Regular structured exercise, particularly aerobic and resistance training, slows or can partially reverse epigenetic aging as measured by DNA methylation clocks. Epigenetic clocks analyze patterns of DNA methylation to estimate biological age, providing a molecular indicator distinct from chronological age. Evidence in both humans and animal models shows measurable reductions in biological age following consistent exercise, with anti-aging effects extending beyond skeletal muscle to the heart, liver, adipose tissue, and gut. Increased leisure-time physical activity and reduced sedentary behavior associate with more favorable epigenetic age profiles. Patterns of DNA methylation can shift in response to lifestyle factors, indicating modifiable pathways for aging interventions.
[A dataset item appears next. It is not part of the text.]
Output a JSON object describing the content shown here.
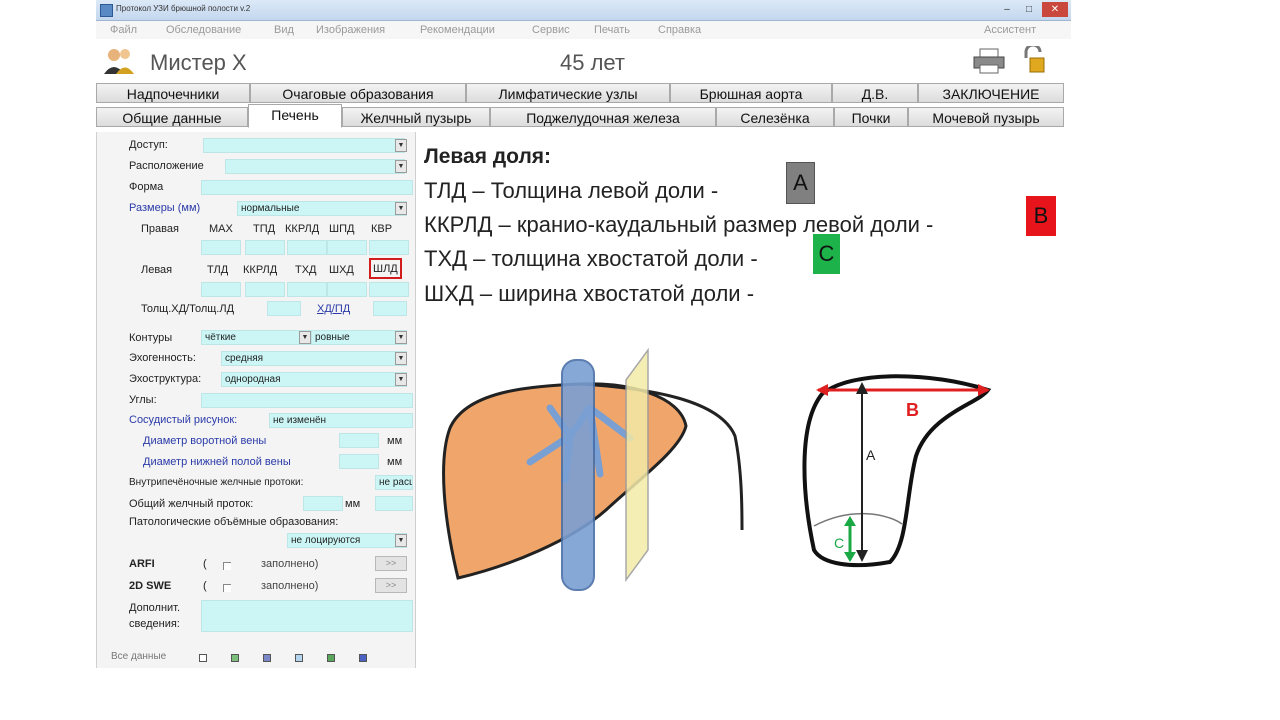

New research suggests that exercise may not just make us feel younger-it could actually slow or even reverse the body's molecular clock. By looking at DNA markers of aging, scientists found that structured exercise like aerobic and strength training has stronger anti-aging effects than casual activity. Evidence from both mice and humans shows measurable reductions in biological age, with benefits reaching beyond muscles to the heart, liver, fat tissue, and gut.
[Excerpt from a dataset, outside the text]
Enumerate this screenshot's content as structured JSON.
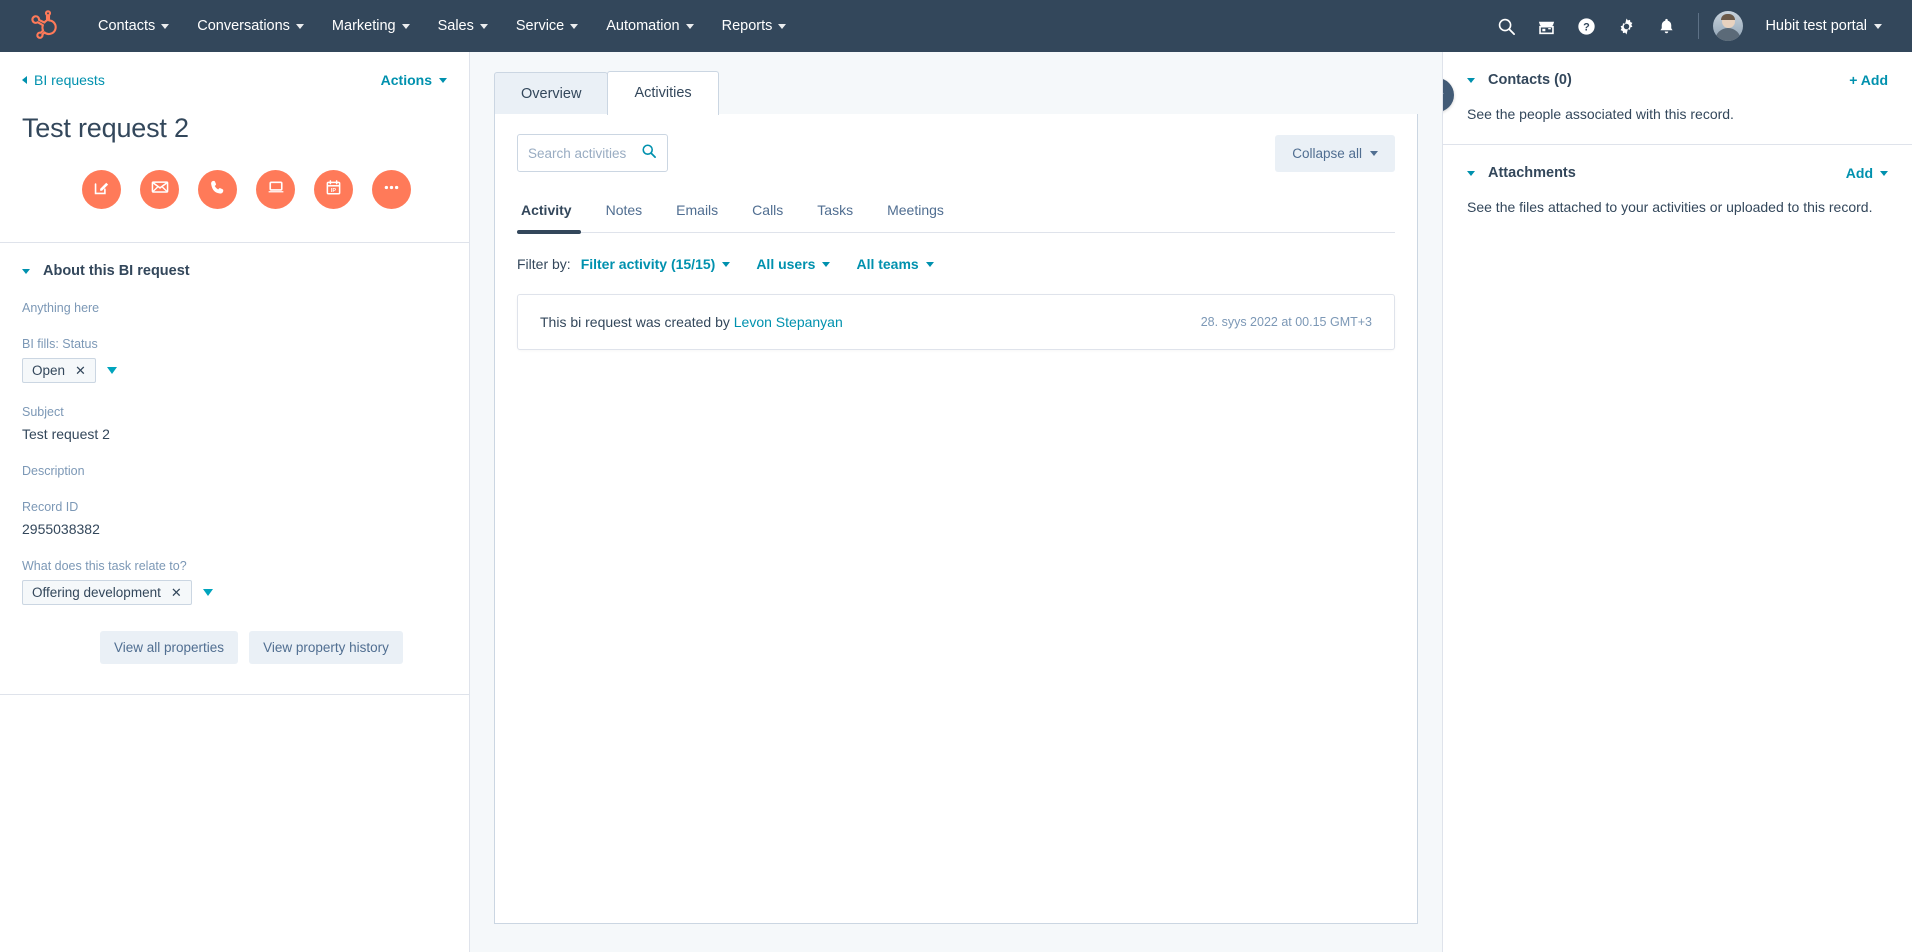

Epigenetic aging refers to changes in the body's DNA that reflect how quickly a person is aging at the molecular level. It is measured using epigenetic clocks, which analyze patterns of DNA methylation, a chemical modification that can affect gene activity. Unlike chronological age, which simply counts the number of years lived, epigenetic aging presents a more accurate picture of how well the body's cells and tissues are functioning. This process is influenced by various factors, including lifestyle, and has become a powerful tool for studying aging.